In just its sixth year as a club team at UCSB, women’s rugby is looking to take the Southern California League from perennial powerhouse San Diego, despite losing three likely starters to torn anterior cruciate ligaments (ACLs) in the preseason.
“We’ve lost three of our starters,” said Phoebe Boone, junior flanker, president and captain of the team. “But we found three excellent replacements and right now we’re looking better than we’ve ever looked before.”
Women’s rugby has grown steadily over the six years of its existence, starting with only 15 members, the minimum required to play a match, to having around 50 women on the roster last season, so many that they decided to enter two sides this year into the league, both competing in the same division, Division I. Thus far, only 35 women have shown up to play, stretching the rosters thin, which was only compounded by the early injury problems.
“We’re always looking for new girls to play,” Boone said. “It’s never too late.”
One of the players lost to a torn ACL was sophomore prop and team vice president Corinne Lytle.

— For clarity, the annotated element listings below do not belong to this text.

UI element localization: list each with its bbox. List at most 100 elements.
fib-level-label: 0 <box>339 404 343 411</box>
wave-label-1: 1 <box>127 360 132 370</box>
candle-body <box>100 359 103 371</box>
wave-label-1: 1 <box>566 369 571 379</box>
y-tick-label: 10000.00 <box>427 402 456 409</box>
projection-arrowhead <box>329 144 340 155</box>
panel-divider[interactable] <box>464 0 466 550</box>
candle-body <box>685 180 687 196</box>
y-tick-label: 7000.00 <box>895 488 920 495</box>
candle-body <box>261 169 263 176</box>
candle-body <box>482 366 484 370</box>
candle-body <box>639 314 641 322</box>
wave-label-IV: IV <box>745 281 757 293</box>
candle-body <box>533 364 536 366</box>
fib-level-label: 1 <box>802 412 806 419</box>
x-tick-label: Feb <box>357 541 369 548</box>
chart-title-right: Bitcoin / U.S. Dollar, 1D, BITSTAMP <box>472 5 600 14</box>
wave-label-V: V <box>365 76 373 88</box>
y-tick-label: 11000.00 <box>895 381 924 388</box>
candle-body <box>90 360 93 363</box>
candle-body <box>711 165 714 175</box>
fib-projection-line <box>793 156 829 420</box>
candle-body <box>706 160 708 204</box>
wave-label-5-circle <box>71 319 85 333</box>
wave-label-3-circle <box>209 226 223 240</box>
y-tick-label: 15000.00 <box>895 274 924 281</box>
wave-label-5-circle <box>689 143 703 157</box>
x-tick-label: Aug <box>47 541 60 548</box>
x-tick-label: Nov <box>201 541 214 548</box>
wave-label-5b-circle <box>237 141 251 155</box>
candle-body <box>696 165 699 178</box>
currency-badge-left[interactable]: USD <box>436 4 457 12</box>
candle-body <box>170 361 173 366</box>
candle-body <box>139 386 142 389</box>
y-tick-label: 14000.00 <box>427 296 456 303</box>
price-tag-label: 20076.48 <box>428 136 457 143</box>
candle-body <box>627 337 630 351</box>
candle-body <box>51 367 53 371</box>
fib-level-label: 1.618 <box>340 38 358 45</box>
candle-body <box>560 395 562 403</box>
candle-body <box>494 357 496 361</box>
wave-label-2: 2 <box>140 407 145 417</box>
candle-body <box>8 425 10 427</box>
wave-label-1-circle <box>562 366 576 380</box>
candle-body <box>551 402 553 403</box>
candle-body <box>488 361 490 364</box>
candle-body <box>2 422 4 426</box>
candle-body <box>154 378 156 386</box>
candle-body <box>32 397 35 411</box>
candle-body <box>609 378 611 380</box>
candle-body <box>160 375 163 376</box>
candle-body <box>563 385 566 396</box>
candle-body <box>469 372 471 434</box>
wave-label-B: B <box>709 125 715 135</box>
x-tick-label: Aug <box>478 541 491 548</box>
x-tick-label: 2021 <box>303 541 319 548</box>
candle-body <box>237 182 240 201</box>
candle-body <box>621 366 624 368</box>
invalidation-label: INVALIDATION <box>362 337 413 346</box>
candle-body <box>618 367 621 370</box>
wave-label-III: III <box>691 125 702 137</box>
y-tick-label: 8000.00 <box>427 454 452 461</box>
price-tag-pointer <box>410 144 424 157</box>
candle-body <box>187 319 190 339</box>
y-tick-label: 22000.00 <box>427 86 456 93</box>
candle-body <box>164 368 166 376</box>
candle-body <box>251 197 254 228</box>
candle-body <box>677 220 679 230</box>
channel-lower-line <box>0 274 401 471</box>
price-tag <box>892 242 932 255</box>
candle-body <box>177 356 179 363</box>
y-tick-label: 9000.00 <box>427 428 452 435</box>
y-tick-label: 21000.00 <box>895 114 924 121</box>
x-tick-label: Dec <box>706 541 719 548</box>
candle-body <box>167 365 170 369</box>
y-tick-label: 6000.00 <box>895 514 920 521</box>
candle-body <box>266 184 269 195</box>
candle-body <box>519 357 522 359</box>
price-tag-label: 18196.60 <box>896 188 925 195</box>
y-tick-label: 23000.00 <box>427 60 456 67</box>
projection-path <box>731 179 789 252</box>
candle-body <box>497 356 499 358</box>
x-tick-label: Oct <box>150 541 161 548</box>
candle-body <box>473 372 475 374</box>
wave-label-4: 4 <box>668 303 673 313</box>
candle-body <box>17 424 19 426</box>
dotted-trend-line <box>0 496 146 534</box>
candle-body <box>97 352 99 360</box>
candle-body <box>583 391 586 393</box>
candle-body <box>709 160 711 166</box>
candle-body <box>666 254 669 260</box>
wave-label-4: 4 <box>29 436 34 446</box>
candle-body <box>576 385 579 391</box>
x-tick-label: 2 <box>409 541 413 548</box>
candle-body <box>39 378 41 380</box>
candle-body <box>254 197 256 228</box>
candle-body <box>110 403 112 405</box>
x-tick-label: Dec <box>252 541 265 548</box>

Despite her injury, Lytle remains positive about both teams’ chances this year in league.
“We’ve improved so much,” Lytle said. “We have a very experienced rookie class coming in and a strong veteran core.”
One of those veterans is junior eight-man Blair Groefsema. Groefsema, the team enforcer, takes pride in her physically demanding role on the team.
“I’m the one who hits hard,” Groefsema said. “If someone on the other team is out there talking crap, it’s my job to hit them, and hit them hard.”
With the physical play of Groefsema and the leadership of Boone, the Santa Barbara team is confident in its chances this season.
“We have a good chance of making it to nationals this year,” Groefsema said. “We have a lot of potential. It’s just a matter of getting everything together.”
The intense physical aspect of the sport makes the women rugby players easy to separate from the crowd of students walking through campus.
“When we wear skirts or shorts, our legs are usually covered in bruises,” Boone said. “There are lots of sprained fingers and about one concussion a week. But no one’s had stitches in a couple years.”
After defeating UCLA in their first match 19-5 and 12-0, UCSB looks forward to the tougher matches of the season. UCSB plays against Arizona State on Feb. 5 and San Diego on Feb. 26.